C. AaBb, AaBb, AaBb, AaBb.

D. AB, Ab, aB, ab.

E. Ab, Ab, aB, aB.

D

Explanation:

This involves a dihybrid inheritance I. e. two genes are being passed on. During meiosis, specifically, the Prophase stage, homologous chromosomes (similar but non-identical chromosomes received from each parent) line side by side. According to the question, one chromosome contains A and B alleles and its homologue, received by the other parent carries a and b alleles.
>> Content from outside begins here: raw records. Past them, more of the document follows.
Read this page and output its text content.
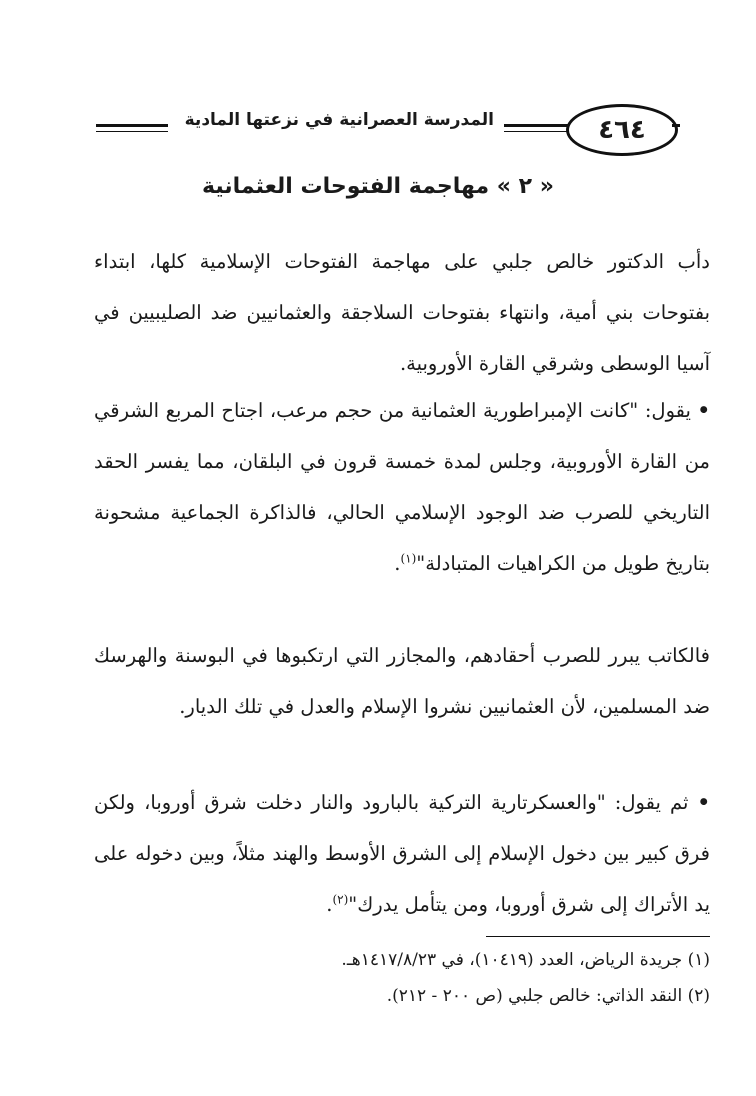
المدرسة العصرانية في نزعتها المادية	٤٦٤
« ٢ » مهاجمة الفتوحات العثمانية

دأب الدكتور خالص جلبي على مهاجمة الفتوحات الإسلامية كلها، ابتداء بفتوحات بني أمية، وانتهاء بفتوحات السلاجقة والعثمانيين ضد الصليبيين في آسيا الوسطى وشرقي القارة الأوروبية.

• يقول: "كانت الإمبراطورية العثمانية من حجم مرعب، اجتاح المربع الشرقي من القارة الأوروبية، وجلس لمدة خمسة قرون في البلقان، مما يفسر الحقد التاريخي للصرب ضد الوجود الإسلامي الحالي، فالذاكرة الجماعية مشحونة بتاريخ طويل من الكراهيات المتبادلة"$^{(١)}$.

فالكاتب يبرر للصرب أحقادهم، والمجازر التي ارتكبوها في البوسنة والهرسك ضد المسلمين، لأن العثمانيين نشروا الإسلام والعدل في تلك الديار.

• ثم يقول: "والعسكرتارية التركية بالبارود والنار دخلت شرق أوروبا، ولكن فرق كبير بين دخول الإسلام إلى الشرق الأوسط والهند مثلاً، وبين دخوله على يد الأتراك إلى شرق أوروبا، ومن يتأمل يدرك"$^{(٢)}$.

(١) جريدة الرياض، العدد (١٠٤١٩)، في ١٤١٧/٨/٢٣هـ.
(٢) النقد الذاتي: خالص جلبي (ص ٢٠٠ - ٢١٢).
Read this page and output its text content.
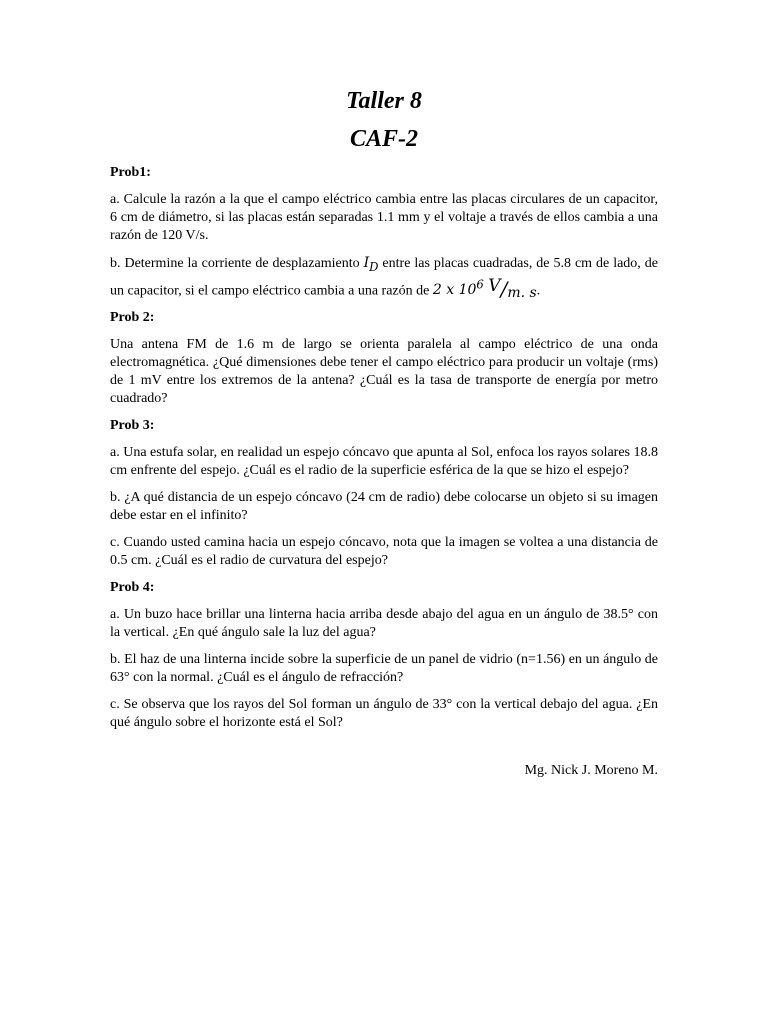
Taller 8
CAF-2

Prob1:

a. Calcule la razón a la que el campo eléctrico cambia entre las placas circulares de un capacitor, 6 cm de diámetro, si las placas están separadas 1.1 mm y el voltaje a través de ellos cambia a una razón de 120 V/s.

b. Determine la corriente de desplazamiento $I_D$ entre las placas cuadradas, de 5.8 cm de lado, de un capacitor, si el campo eléctrico cambia a una razón de 2 x $10^6$ V/m. s.

Prob 2:

Una antena FM de 1.6 m de largo se orienta paralela al campo eléctrico de una onda electromagnética. ¿Qué dimensiones debe tener el campo eléctrico para producir un voltaje (rms) de 1 mV entre los extremos de la antena? ¿Cuál es la tasa de transporte de energía por metro cuadrado?

Prob 3:

a. Una estufa solar, en realidad un espejo cóncavo que apunta al Sol, enfoca los rayos solares 18.8 cm enfrente del espejo. ¿Cuál es el radio de la superficie esférica de la que se hizo el espejo?

b. ¿A qué distancia de un espejo cóncavo (24 cm de radio) debe colocarse un objeto si su imagen debe estar en el infinito?

c. Cuando usted camina hacia un espejo cóncavo, nota que la imagen se voltea a una distancia de 0.5 cm. ¿Cuál es el radio de curvatura del espejo?

Prob 4:

a. Un buzo hace brillar una linterna hacia arriba desde abajo del agua en un ángulo de 38.5° con la vertical. ¿En qué ángulo sale la luz del agua?

b. El haz de una linterna incide sobre la superficie de un panel de vidrio (n=1.56) en un ángulo de 63° con la normal. ¿Cuál es el ángulo de refracción?

c. Se observa que los rayos del Sol forman un ángulo de 33° con la vertical debajo del agua. ¿En qué ángulo sobre el horizonte está el Sol?

Mg. Nick J. Moreno M.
This means that the diploid individual has a genotype AaBb for that gene.

According to Mendel's law of independent assortment, the alleles separate independently of one another into gametes. I. e. allele A and a separates into the gametes without affecting alleles B and b of the other gene.

Crossing-over, which is the exchange of chromosomal segment occurs between the two homologues. Hence, the exchange of chromosomal segments containing alleles in the individual will possibly produce four gametes with the genotypes: AB, Ab, aB, ab.